その後も二人は何度か訪れたが、さおさんが会うことはなかった。
一方、さおさんの新しい生活は充実していた。同じマンションには品の良い住人が多く、自然と新しい友人関係も築けた。
「田中さん、今度お茶会があるのですが、よろしければご一緒しませんか?」
「ありがとうございます。ぜひ参加させていただきます」
さおさんは久しぶりに、心から笑顔になることができた。
また、資産管理についても専門家のアドバイスを受け、安定した収入を得られるようになった。
「このような運用をすれば、一生安心して暮らせますよ」
ファイナンシャルプランナーの言葉に、さおさんは頷いた。
ある日、さおさんは日記に思いを綴った。
「人を軽く見てはいけないということを、あの子たちも学んだことでしょう。因果応報は必ず実現されるものです。私は今、本当の自由を手に入れました」
現代社会では、高齢者の価値が軽視されがちだ。しかし、長年の人生経験と蓄積された知恵、そして資産は、決して軽んじられるべきものではない。さおさんの勝利は、理不尽に屈しない強さの象徴だ。
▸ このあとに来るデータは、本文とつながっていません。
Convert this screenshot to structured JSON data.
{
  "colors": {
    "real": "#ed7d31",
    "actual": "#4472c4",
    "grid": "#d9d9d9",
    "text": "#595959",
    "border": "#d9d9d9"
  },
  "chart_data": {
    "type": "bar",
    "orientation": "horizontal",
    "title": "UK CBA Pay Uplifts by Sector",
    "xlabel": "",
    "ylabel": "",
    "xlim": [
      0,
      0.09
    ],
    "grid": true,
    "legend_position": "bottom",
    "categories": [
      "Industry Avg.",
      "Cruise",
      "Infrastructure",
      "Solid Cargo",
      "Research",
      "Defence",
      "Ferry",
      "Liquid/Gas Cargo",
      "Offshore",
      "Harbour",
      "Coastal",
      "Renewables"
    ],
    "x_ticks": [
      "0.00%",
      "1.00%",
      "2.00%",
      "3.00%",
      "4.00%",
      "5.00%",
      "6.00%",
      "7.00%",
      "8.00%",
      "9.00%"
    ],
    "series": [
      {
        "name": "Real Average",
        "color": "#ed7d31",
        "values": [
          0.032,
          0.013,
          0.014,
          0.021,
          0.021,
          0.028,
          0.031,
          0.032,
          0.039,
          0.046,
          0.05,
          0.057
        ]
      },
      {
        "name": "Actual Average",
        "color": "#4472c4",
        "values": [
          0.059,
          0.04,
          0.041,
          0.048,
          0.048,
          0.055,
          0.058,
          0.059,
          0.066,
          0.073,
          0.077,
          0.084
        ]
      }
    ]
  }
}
家族だからと言って、無条件に我慢し続ける必要はない。自分の尊厳を守るためには、時として断固とした態度が必要なのだ。
もしあなたも理不尽な扱いを受けているなら、一人で我慢し続ける必要はない。正当な権利を主張し、自分を守る勇気を持ってください。
さおさんが教えてくれたのは、人の価値は年齢や経済力ではなく、自分自身の尊厳を守り抜く強さにあるということ。そして、人を過度に利用しようとしたものには、いつか必ずその報いが訪れるということだ。